Programming languages play a crucial role in shaping the development process of software projects. As developers, we often find ourselves at crossroads, having to make decisions about which language to use for a particular project. As a front-end developer, the shift from ReScript, a language that instilled confidence with its unique features, to TypeScript, a more widely adopted but arguably less powerful language, was motivated by a delicate balance between individual confidence and community support.
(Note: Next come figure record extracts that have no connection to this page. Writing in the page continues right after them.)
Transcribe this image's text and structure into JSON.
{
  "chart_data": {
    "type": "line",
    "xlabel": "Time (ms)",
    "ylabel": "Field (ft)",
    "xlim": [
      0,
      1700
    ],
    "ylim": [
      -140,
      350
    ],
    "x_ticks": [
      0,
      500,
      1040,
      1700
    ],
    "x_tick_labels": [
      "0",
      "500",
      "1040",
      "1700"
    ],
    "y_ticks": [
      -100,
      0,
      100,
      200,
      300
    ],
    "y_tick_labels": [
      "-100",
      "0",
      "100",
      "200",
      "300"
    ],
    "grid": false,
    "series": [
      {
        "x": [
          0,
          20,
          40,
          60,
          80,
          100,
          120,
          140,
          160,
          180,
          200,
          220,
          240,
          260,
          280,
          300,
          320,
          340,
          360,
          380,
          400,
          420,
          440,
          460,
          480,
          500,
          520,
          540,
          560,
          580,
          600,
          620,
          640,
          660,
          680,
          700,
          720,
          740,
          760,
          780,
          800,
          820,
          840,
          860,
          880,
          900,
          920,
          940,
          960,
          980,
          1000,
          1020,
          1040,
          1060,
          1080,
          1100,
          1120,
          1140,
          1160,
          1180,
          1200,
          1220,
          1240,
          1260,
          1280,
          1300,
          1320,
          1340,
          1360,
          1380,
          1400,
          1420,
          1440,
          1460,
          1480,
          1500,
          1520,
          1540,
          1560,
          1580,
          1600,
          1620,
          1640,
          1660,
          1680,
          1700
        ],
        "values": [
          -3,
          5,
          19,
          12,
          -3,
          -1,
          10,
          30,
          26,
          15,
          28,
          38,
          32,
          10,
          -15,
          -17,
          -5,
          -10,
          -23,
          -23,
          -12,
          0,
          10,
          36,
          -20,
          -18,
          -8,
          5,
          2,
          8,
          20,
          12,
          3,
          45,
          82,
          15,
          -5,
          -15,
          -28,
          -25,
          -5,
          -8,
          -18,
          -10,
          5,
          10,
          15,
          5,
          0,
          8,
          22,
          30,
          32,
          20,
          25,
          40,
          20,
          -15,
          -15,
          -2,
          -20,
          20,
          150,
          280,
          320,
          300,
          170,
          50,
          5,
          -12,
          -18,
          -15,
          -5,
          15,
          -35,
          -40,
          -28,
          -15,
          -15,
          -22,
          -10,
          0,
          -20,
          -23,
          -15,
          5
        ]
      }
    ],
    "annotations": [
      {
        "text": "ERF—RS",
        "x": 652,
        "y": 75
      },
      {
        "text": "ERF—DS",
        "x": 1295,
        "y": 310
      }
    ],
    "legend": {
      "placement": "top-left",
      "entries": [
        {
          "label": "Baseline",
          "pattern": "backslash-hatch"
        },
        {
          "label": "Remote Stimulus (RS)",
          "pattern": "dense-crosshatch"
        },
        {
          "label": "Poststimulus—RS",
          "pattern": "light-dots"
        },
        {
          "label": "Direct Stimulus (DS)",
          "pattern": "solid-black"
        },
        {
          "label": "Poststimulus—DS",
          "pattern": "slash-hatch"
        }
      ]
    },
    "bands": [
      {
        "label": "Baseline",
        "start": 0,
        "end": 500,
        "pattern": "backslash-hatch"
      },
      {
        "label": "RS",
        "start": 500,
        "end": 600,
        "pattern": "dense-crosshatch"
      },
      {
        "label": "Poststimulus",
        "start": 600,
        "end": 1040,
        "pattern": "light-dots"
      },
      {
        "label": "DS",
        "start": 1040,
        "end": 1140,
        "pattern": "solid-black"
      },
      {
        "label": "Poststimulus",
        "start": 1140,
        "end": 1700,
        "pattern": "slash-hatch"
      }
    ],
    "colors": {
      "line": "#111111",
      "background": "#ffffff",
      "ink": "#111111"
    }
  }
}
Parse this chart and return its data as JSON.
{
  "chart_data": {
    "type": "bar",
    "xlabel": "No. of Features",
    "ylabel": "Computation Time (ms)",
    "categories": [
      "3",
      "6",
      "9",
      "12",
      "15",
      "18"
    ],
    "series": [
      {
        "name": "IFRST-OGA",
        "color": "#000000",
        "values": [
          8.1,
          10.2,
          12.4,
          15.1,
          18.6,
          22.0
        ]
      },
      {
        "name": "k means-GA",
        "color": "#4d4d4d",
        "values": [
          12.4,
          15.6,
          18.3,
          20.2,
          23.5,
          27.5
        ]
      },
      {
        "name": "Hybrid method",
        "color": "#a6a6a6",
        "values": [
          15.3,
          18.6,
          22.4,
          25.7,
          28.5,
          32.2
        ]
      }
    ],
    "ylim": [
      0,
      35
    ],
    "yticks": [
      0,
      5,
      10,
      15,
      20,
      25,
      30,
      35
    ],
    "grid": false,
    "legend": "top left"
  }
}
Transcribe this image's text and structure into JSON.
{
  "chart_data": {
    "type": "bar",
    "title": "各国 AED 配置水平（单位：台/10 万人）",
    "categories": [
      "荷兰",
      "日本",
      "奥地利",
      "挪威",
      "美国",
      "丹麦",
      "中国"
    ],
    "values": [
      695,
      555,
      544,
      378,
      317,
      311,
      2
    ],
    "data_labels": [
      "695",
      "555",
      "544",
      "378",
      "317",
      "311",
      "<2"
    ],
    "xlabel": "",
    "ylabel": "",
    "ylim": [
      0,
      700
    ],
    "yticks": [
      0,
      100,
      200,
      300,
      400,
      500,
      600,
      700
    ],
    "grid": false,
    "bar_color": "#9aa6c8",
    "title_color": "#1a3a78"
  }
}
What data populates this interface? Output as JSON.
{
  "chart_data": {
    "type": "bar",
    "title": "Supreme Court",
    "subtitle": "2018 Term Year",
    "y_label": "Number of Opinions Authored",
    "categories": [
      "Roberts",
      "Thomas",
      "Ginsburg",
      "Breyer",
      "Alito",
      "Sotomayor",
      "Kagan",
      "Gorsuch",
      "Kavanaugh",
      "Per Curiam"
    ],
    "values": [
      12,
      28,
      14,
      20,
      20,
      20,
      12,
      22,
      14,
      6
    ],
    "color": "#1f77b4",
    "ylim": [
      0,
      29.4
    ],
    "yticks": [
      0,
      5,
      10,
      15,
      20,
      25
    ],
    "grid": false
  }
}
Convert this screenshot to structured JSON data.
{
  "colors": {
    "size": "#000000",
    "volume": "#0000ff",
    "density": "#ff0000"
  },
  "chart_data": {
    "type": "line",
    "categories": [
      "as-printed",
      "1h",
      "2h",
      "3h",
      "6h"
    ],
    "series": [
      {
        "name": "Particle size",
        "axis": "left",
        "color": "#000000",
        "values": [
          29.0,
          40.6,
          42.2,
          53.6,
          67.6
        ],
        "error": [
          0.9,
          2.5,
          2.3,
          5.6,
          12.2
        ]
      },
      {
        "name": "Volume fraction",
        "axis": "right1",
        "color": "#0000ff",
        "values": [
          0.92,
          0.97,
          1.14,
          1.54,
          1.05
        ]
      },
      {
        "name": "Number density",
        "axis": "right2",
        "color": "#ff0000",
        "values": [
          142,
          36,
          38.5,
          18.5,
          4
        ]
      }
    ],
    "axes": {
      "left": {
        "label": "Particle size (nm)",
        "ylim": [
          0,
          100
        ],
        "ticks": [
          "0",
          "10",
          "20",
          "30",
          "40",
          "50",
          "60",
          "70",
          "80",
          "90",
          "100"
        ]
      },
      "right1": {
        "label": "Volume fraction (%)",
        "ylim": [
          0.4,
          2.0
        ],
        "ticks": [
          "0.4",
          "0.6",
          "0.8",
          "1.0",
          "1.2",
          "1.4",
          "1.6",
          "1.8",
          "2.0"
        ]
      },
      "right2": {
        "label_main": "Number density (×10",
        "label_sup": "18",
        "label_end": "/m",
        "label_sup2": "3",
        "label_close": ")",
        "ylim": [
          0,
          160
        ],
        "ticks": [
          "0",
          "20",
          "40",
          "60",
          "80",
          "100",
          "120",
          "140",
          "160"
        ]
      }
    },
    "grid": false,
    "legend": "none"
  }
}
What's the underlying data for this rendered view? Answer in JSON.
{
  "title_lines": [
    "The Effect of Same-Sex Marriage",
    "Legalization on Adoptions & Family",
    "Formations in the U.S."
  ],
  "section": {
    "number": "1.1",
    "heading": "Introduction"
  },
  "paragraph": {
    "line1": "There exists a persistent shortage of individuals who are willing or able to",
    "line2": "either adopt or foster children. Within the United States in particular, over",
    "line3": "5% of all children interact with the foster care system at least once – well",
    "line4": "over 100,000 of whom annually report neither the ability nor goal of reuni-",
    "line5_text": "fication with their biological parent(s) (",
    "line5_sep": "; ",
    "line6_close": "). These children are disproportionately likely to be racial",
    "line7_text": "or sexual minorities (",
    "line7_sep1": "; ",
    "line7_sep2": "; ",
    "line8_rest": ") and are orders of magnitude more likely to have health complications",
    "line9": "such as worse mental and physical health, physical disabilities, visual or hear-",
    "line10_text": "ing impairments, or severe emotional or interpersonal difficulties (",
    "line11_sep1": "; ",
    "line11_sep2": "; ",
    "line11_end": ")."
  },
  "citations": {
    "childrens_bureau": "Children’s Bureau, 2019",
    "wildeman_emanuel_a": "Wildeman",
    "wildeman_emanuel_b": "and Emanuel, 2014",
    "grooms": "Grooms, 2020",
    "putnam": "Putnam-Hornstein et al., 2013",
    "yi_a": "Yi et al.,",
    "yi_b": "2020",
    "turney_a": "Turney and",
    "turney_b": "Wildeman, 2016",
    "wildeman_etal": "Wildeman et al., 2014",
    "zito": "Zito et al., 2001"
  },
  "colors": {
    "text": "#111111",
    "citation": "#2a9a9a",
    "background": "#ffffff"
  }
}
ReScript, formerly known as BuckleScript, is a statically-typed functional programming language that compiles to JavaScript. Its type system is robust, providing developers with strong guarantees about their code's correctness. The language's syntax, very similar to modern JavaScript, is clean and expressive, making it a joy to work with. Additionally, ReScript is equipped with powerful features like pattern matching and algebraic data types, enabling developers to write concise and maintainable code.

Using ReScript had instilled in me a sense of confidence in my codebases. The strong type system caught many potential errors at compile-time, reducing the likelihood of JavaScript runtime issues. This confidence translated into increased productivity and at some point, faster development cycles. The ability to express complex ideas in a concise and readable manner added to the appeal of ReScript, making it a language that aligned with my programming philosophy.

My problem with ReScript

However, the Achilles' heel of ReScript is its small and niche community. While the community is passionate and supportive, the limited pool of developers meant fewer bindings, resources, and third-party integrations. Troubleshooting issues or finding solutions to specific problems often proved to be a challenging task. At some point in time, the lack of a large user base also translated to slower language evolution and fewer tools available for ReScript developers.

In contrast, TypeScript, a superset of JavaScript, has gained widespread adoption in the industry. Its gradual typing system provides a middle ground between the dynamically-typed nature of JavaScript and the statically-typed assurance of languages like ReScript. TypeScript's popularity ensures a vast and active community, resulting in a plethora of bindings, documentation, and community-driven tools.

In front-end development, it has been choosen by many frameworks and libraries as the default language. Even if React & React Native still rely on Flow (since it's widely used internally at Facebook/Meta), some huge projects like Next.js and Jest embraced it.

My decision to transition from ReScript to TypeScript was largely motivated by the desire for a more robust user base. The TypeScript community is vast and diverse, providing an extensive knowledge base and a wealth of resources. This rich ecosystem facilitates easier problem-solving, so somehow, faster development, and a smoother onboarding process for new team members, which is a crucial factor when working in a team.

Choosing TypeScript also aligns with industry standards, as many large-scale projects and organizations prefer or mandate its use. This widespread adoption ensures compatibility with a variety of tools, frameworks, and services. Integration with existing projects and collaboration with other developers become more seamless, contributing to a smoother development experience.

In the journey from ReScript to TypeScript, my decision was not a dismissal of ReScript's strengths but rather a calculated move to balance individual confidence with a more expansive support system. This shift reflects the practical considerations I faced when choosing tools for my projects. While ReScript brought a sense of superheroic confidence, the broader community support and industry alignment of TypeScript proved essential for navigating the complex landscape of modern software development.

So as of today, when starting a project, I will prefer TypeScript over ReScript. But I will still keep an eye on ReScript, and I hope to see it grow in the future.

I love ReScript, and I'm grateful for the time I spent with it. I'm also grateful for the community, which is one of the most welcoming and supportive I've ever seen. I'm sure I'll come back to it in the future, but for now, I'm saying goodbye to ReScript as my main language.